I remember folks even here (before I had an account) saying 'folks don't need skeuomorphism to use a phone' all the time. OF course I didn't need it, I thought it made using the device so much fun (and why I became an Apple fan circa 2010 when I was handed my first iPhone, replacing an old Nokia 5185i) and my device literally became whatever I wanted it to. I went from lugging a CD player, cell phone, and digital camera to having one device. It could literally turn into a radio (via some internet radio app that resembled an old digital FM transistor radio, complete with LCD display and knobs that worked via multi-touch) or a literal notepad (with torn paper animation when you 'delete') and so on. I loved it. It was so much fun and you never knew how far it'd go, so it made me WANT to find even more on the App Store.
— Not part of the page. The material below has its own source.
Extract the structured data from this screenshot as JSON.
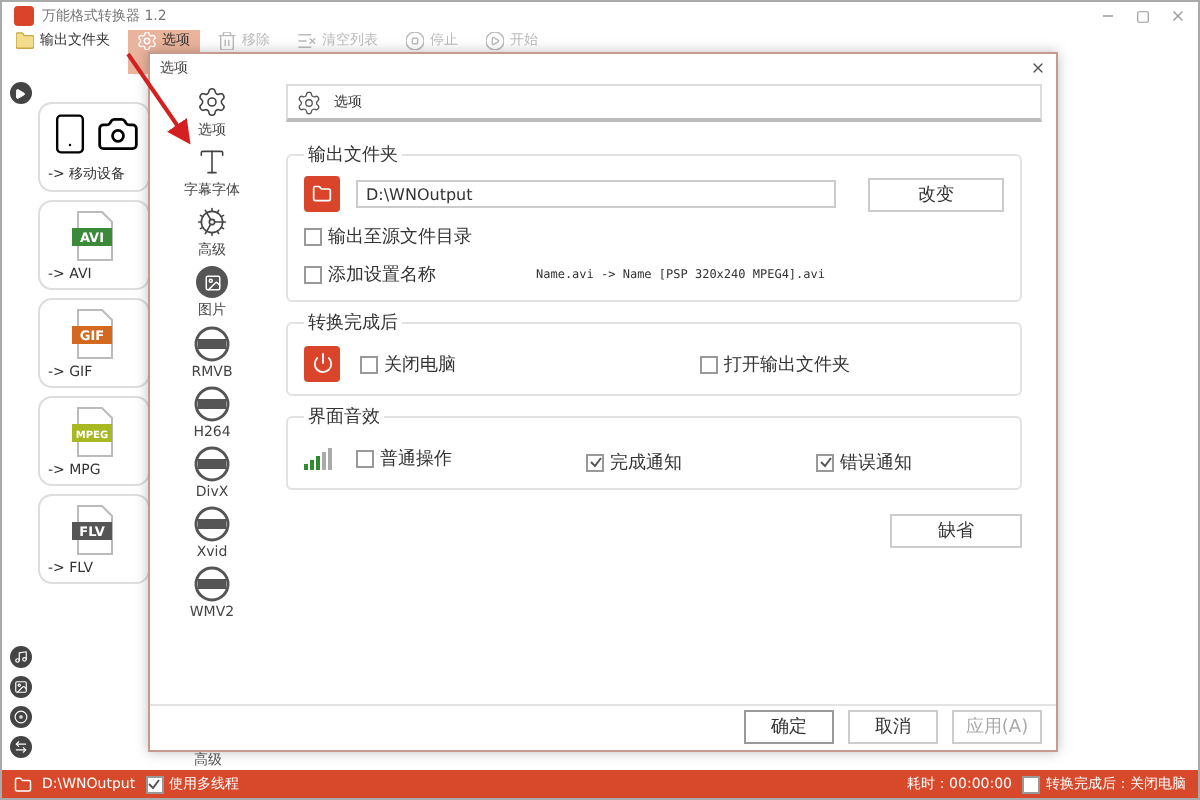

Android's implentation was a bit haphazard. Android 2.1-2.3 seemed like they tried to be skeuomorphic, but not as well thought out as Apple. Devices had too little RAM and too little internal storage to really make it work, too. I did appreciate Mass USB Storage which sadly died for no reason, making it much harder to transfer files from a PC, and I resorted to rooting the device to make up for some shortcomings and to customize them farther. But I still preferred Apple, well, until iOS 7 happened. At that time, updates always made things better so I didn't really worry until I woke up that morning and thought both my iPhone and iPad went into 'safe mode' since it looked so wrong.
But the point stands. I can use flat UI apps/OS, I just hate looking at them. So I usually work around it (if it's the only way) by using Siri or my Watch to do a task so I don't have to look at the screen that much. Otherwise I keep to my tablets, or devices supporting themes or which can do Linux. I keep all my old Samsung phones too just in case I get angry enough and just pop my SIM into them. Unfortunately, the threat of requring VoLTE made me pop their SIMs into some newer phones I kept but didn't use (ZTE devices, mainly. They still feel like classic Samsungs) and the newest phone I have now is an LG Stylo 5, which, while having a mostly flat UI, I made it themed to resemble my idea of what a 6.2" pen-capable Galaxy S4 would be. Lockscreen, sound effects, icons, overall home screen UI, weather widget, and some of my older apps. It also included some long-lost features dumped from most modern smartphones such as a notification LED, a headphone jack, and no notch.
So that makes my iPhone 6S frozen with iOS 13 (albeit themed), LG Stylo 5 (themed, mostly older apps), and ZTE Z-five C LTE (very skeuomorphic, apparently ZTE didn't get the memo in 2017!) and my older Samsung tablets, a Galaxy Note 10.1 (2012), Tab 2 7 and 10.1 (2012), and Note 8.0 (8 inches, not related to the Note 8 smartphone. It is a cellular-capable tablet from 2013)
The Samsung UI, TouchWiz Nature UX (2011-2014) is about as skeuomorphic as iOS 6. It ran on Android versions from 2.3-5.0.1 Lollipop, but retained the Android 2.x aesthetic, such as button themes, icons, certain sound effects, colored notification icons, UI elements, and system app theme. S Note on my Note 10.1 has paper textures and cork board. Smart Remote looks like a brushed metal remote. I use my Mail apps mostly on those since they make sense and look good to my eyes. They retain tablet UI, which made the apps follow the aspect ratio of a tablet proper. They have front-firing stereo speakers. Pens. Basically they did then what an iPad Pro does today. Quite ahead of their time.
I have to disagree with your distaste of classic design in vehicles though. I would pay a ton to have a comfortable Buick LeSabre with pillowy plush seats any day vs. dealing with numb butt on a modern 'luxury' car. I hate how homogenized vehicles have become, where I can't tell my Saturn ION from an identically-colored Nissan Sentra. I also hate this obsession with grilles that make front-end collisions pretty much instant-total (huge grill fad) of the vehicle if it so much as bumps a fire plug (there's zero impact protection and the radiator is exposed)
I really do miss the old days of landyacht cars. I loved how each was unique. I was a total fan of the '70s cars with comfy interiors that felt great on a long trip and were well made. I had a 1984 Chrysler Fifth Avenue until 2013 when it suffered the common 'will eat tires every 2,000 miles no matter how aligned it was' issue along with rising gas prices. I miss those tufted seats though.